特にちょうど真ん中の座席で鑑賞したならば、それはそれはめくるめく悦楽へと私を連れて行ってくれました。
昇天。
自分の位置をちょうど境に、かっちり左右対称に映画が広がってる。
もう気持ちいぃいいい。
しかも今作においてはこのシンメトリーが、作品全体をある種の箱庭感、作り物感で包んでいまして、これがまた良いんですよ。

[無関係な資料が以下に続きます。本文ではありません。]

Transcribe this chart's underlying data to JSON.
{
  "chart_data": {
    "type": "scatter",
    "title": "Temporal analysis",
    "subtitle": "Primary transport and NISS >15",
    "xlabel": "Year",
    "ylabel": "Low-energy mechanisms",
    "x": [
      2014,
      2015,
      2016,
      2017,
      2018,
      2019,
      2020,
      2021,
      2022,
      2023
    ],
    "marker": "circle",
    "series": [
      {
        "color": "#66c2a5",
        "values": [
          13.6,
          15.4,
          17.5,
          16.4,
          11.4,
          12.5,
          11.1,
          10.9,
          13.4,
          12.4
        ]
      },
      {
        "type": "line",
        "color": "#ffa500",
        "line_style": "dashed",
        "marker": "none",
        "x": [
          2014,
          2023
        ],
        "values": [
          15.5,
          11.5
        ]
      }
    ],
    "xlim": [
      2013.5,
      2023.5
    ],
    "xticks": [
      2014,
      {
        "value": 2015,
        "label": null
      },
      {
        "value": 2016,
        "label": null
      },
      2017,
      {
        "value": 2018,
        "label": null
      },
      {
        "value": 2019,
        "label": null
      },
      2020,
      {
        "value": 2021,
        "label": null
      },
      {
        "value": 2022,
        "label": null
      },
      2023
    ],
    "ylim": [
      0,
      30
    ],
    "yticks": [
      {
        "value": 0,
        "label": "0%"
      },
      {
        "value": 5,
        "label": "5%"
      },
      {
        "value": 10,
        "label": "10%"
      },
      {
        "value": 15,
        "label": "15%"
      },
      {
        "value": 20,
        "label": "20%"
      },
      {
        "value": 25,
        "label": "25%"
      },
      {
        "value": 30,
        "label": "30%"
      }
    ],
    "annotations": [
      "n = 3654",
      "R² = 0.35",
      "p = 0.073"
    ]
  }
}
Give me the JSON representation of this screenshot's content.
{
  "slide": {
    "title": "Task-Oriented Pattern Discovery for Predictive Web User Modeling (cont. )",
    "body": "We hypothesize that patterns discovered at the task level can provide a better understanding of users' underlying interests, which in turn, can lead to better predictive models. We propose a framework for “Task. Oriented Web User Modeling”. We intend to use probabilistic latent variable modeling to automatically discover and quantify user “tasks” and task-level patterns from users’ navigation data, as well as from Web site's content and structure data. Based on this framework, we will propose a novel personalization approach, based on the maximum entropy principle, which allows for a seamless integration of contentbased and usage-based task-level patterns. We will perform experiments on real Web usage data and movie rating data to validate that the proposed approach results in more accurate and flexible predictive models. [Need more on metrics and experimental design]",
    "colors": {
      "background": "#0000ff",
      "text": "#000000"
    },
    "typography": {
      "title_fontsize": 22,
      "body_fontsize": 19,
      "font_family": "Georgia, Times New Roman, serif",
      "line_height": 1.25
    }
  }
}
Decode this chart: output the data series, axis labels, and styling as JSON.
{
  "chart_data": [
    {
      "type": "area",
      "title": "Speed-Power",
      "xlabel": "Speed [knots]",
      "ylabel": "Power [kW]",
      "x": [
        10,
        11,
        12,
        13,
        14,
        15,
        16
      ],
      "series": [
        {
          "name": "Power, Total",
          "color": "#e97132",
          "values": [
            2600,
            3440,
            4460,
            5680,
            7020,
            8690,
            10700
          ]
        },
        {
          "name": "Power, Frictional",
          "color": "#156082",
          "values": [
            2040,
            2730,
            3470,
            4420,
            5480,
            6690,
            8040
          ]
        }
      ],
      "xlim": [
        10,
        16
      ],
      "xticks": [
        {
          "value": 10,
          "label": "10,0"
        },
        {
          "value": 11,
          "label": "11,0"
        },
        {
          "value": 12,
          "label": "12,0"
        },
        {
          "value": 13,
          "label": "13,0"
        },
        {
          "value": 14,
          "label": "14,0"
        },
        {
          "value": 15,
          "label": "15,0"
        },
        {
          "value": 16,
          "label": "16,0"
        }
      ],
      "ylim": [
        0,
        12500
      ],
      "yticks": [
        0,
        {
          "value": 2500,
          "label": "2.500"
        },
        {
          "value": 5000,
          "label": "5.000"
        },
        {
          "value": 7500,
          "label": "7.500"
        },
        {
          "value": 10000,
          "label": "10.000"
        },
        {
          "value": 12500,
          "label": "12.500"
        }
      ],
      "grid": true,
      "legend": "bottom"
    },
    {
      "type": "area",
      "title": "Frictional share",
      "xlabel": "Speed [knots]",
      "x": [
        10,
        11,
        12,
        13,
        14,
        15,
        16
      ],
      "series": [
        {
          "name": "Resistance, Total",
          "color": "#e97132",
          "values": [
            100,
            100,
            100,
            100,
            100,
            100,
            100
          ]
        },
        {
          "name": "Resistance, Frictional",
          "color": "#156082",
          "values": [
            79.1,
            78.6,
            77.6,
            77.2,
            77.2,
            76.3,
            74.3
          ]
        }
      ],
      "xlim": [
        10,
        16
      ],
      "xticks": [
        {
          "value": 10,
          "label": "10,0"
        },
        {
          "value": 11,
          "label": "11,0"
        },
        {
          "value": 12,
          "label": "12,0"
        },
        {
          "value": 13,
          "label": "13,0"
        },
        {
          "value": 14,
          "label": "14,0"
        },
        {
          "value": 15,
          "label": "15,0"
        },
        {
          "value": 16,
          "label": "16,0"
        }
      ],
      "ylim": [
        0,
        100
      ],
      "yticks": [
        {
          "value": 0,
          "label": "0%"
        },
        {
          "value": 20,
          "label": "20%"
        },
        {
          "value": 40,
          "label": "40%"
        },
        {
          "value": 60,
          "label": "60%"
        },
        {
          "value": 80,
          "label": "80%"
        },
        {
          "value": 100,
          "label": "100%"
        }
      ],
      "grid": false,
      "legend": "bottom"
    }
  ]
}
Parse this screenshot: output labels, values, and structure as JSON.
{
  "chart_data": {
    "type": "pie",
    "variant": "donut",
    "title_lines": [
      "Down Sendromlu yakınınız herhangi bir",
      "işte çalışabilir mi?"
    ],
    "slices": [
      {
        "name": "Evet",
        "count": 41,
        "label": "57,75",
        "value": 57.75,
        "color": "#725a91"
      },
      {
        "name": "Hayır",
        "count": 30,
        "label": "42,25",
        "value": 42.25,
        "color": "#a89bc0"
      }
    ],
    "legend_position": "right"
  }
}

ミニチュアを使ったホテルの全景も相まって、映画全体がさながら人形劇のようなキュートさ。
その中で生き生きと演技をする役者陣も皆素晴らしい。
主演のレイフ・ファインズは言わずもがなで、今回特に気になったのは、今作がウェス・アンダーソン作品初出演のマチュー・アルマリック。
目がぎょろっとしててとてもウェス・アンドーソン顔。
素晴らしい。
甘さだけで終わらない反骨の効いたラストも良い。
戦争が彩りに満ちた文化を終わらせ、画面がモノクロに。
しかし、グスタヴからゼロへ。ゼロから作家、そしてその本を読む読者へ。
しっかりその残り香は継承されているのです。
かっちり作られた作風故に、全く受け付けないという人も結構聞きます。
嫌いな人はとことんダメでしょう。
ただ個人的には、もうここまでやられたら好きにならざる得ないと言うか、もうメロメロです。
完璧な映画の一つの形だとすら思ってます。
間違いなく今年の上位、もしかしたらベスト、なんてことも。
私、この作品好きで好きで堪らないです。
<あらすじ>
ヨーロッパ随一の高級ホテル「グランド・ブダペスト・ホテル」を取り仕切り、伝説のコンシェルジュと呼ばれるグスタヴ・Hは、究極のおもてなしを信条とし、宿泊客のマダムたちの夜のお相手もこなしていた。ホテルには彼を目当てに多くの客が訪れるが、ある夜、長年懇意にしていたマダムDが何者かに殺害されてしまう。マダムDの遺産をめぐる騒動に巻き込まれたグスタヴ・Hは、ホテルの威信を守るため、信頼するベルボーイのゼロ・ムスタファを伴い、ヨーロッパを駆けめぐる。